TEMPOSCOPY

A large portion of global power consumption is now lost in the heat dissipation of integrated circuits. Experimental determination of temperature and thermal conductivity at the nanoscale is a fundamental need to optimize thermal transport in microelectronic components, reduce their consumption and improve their performance and reliability. The design of the power components, in particular, must incorporate very important thermal constraints. Reliable scaling methods characteristic of the components are necessary to determine in particular the source of the hot spots impacting the service life of the components, as well as to determine, more fundamentally, the thermal properties of the materials in the form of very thin layers or nanostructured.
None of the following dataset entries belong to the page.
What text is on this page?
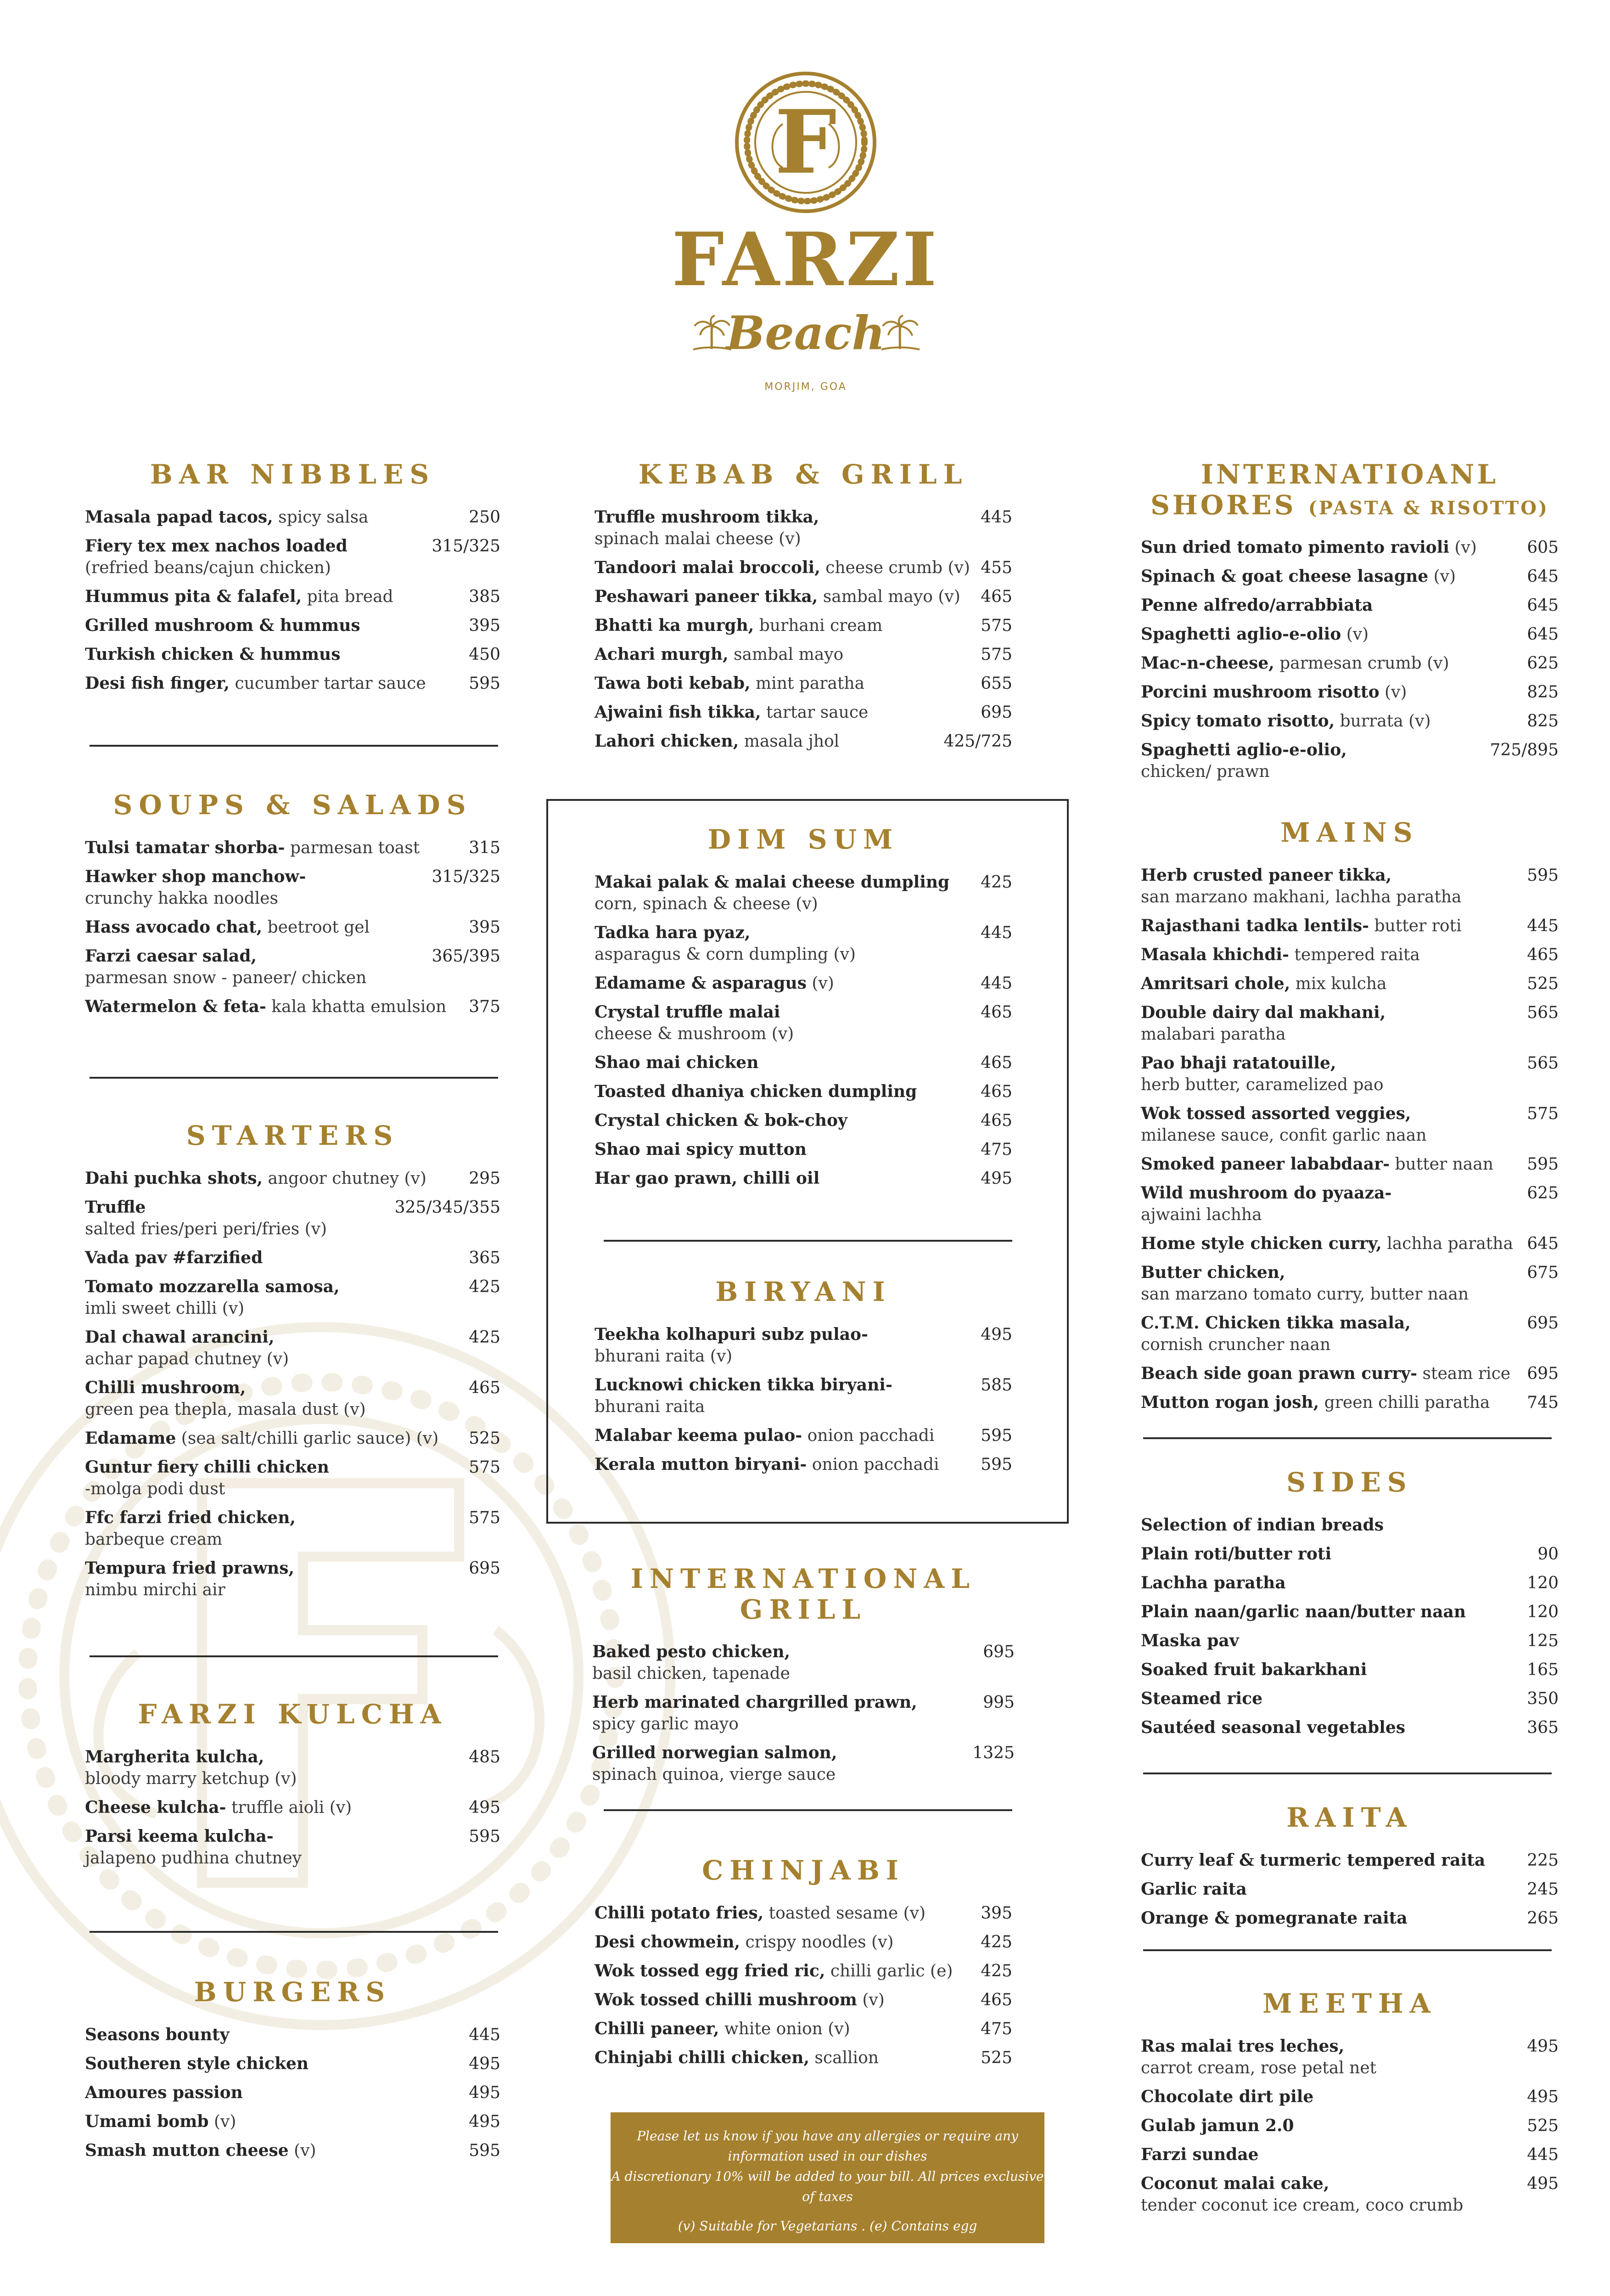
F
FARZI
Beach
MORJIM, GOA
BAR NIBBLES
Masala papad tacos, spicy salsa	250
Fiery tex mex nachos loaded
(refried beans/cajun chicken)
315/325
Hummus pita & falafel, pita bread	385
Grilled mushroom & hummus	395
Turkish chicken & hummus	450
Desi fish finger, cucumber tartar sauce	595
SOUPS & SALADS
Tulsi tamatar shorba- parmesan toast	315
Hawker shop manchow-
crunchy hakka noodles
315/325
Hass avocado chat, beetroot gel	395
Farzi caesar salad,
parmesan snow - paneer/ chicken
365/395
Watermelon & feta- kala khatta emulsion	375
STARTERS
Dahi puchka shots, angoor chutney (v)	295
Truffle
salted fries/peri peri/fries (v)
325/345/355
Vada pav #farzified	365
Tomato mozzarella samosa,
imli sweet chilli (v)
425
Dal chawal arancini,
achar papad chutney (v)
425
Chilli mushroom,
green pea thepla, masala dust (v)
465
Edamame (sea salt/chilli garlic sauce) (v)	525
Guntur fiery chilli chicken
-molga podi dust
575
Ffc farzi fried chicken,
barbeque cream
575
Tempura fried prawns,
nimbu mirchi air
695
FARZI KULCHA
Margherita kulcha,
bloody marry ketchup (v)
485
Cheese kulcha- truffle aioli (v)	495
Parsi keema kulcha-
jalapeno pudhina chutney
595
BURGERS
Seasons bounty	445
Southeren style chicken	495
Amoures passion	495
Umami bomb (v)	495
Smash mutton cheese (v)	595
KEBAB & GRILL
Truffle mushroom tikka,
spinach malai cheese (v)
445
Tandoori malai broccoli, cheese crumb (v) 455
Peshawari paneer tikka, sambal mayo (v)	465
Bhatti ka murgh, burhani cream	575
Achari murgh, sambal mayo	575
Tawa boti kebab, mint paratha	655
Ajwaini fish tikka, tartar sauce	695
Lahori chicken, masala jhol	425/725
DIM SUM
Makai palak & malai cheese dumpling
corn, spinach & cheese (v)
425
Tadka hara pyaz,
asparagus & corn dumpling (v)
445
Edamame & asparagus (v)	445
Crystal truffle malai
cheese & mushroom (v)
465
Shao mai chicken	465
Toasted dhaniya chicken dumpling	465
Crystal chicken & bok-choy	465
Shao mai spicy mutton	475
Har gao prawn, chilli oil	495
BIRYANI
Teekha kolhapuri subz pulao-
bhurani raita (v)
495
Lucknowi chicken tikka biryani-
bhurani raita
585
Malabar keema pulao- onion pacchadi	595
Kerala mutton biryani- onion pacchadi	595
INTERNATIONAL GRILL
Baked pesto chicken,
basil chicken, tapenade
695
Herb marinated chargrilled prawn,
spicy garlic mayo
995
Grilled norwegian salmon,
spinach quinoa, vierge sauce
1325
CHINJABI
Chilli potato fries, toasted sesame (v)	395
Desi chowmein, crispy noodles (v)	425
Wok tossed egg fried ric, chilli garlic (e)	425
Wok tossed chilli mushroom (v)	465
Chilli paneer, white onion (v)	475
Chinjabi chilli chicken, scallion	525
Please let us know if you have any allergies or require any
information used in our dishes
A discretionary 10% will be added to your bill. All prices exclusive of taxes
(v) Suitable for Vegetarians . (e) Contains egg
INTERNATIOANL
SHORES (PASTA & RISOTTO)
Sun dried tomato pimento ravioli (v)	605
Spinach & goat cheese lasagne (v)	645
Penne alfredo/arrabbiata	645
Spaghetti aglio-e-olio (v)	645
Mac-n-cheese, parmesan crumb (v)	625
Porcini mushroom risotto (v)	825
Spicy tomato risotto, burrata (v)	825
Spaghetti aglio-e-olio,
chicken/ prawn
725/895
MAINS
Herb crusted paneer tikka,
san marzano makhani, lachha paratha
595
Rajasthani tadka lentils- butter roti	445
Masala khichdi- tempered raita	465
Amritsari chole, mix kulcha	525
Double dairy dal makhani,
malabari paratha
565
Pao bhaji ratatouille,
herb butter, caramelized pao
565
Wok tossed assorted veggies,
milanese sauce, confit garlic naan
575
Smoked paneer lababdaar- butter naan	595
Wild mushroom do pyaaza-
ajwaini lachha
625
Home style chicken curry, lachha paratha 645
Butter chicken,
san marzano tomato curry, butter naan
675
C.T.M. Chicken tikka masala,
cornish cruncher naan
695
Beach side goan prawn curry- steam rice	695
Mutton rogan josh, green chilli paratha	745
SIDES
Selection of indian breads
Plain roti/butter roti	90
Lachha paratha	120
Plain naan/garlic naan/butter naan	120
Maska pav	125
Soaked fruit bakarkhani	165
Steamed rice	350
Sautéed seasonal vegetables	365
RAITA
Curry leaf & turmeric tempered raita	225
Garlic raita	245
Orange & pomegranate raita	265
MEETHA
Ras malai tres leches,
carrot cream, rose petal net
495
Chocolate dirt pile	495
Gulab jamun 2.0	525
Farzi sundae	445
Coconut malai cake,
tender coconut ice cream, coco crumb
495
However, despite the growth of SThM (Scanning Thermal Microscopy), such a characterization tool does not exist in a fully satisfactory manner and lacks in the microelectronics industry that seeks to determine the best thermal characterization techniques. In this project, we develop an unconventional nanoscale imaging technique by coupling spectroscopy and nanoscopy, thus avoiding the direct measurement of temperature. To carry it out, this consortium brings together strong skills (1) in instrumentation, (2) in optical and thermal modeling, and in associating (3) the "thermal management" R & D team of a major player in the microelectronics industry. The performance of the approach will be compared to measurement series already obtained in SThM.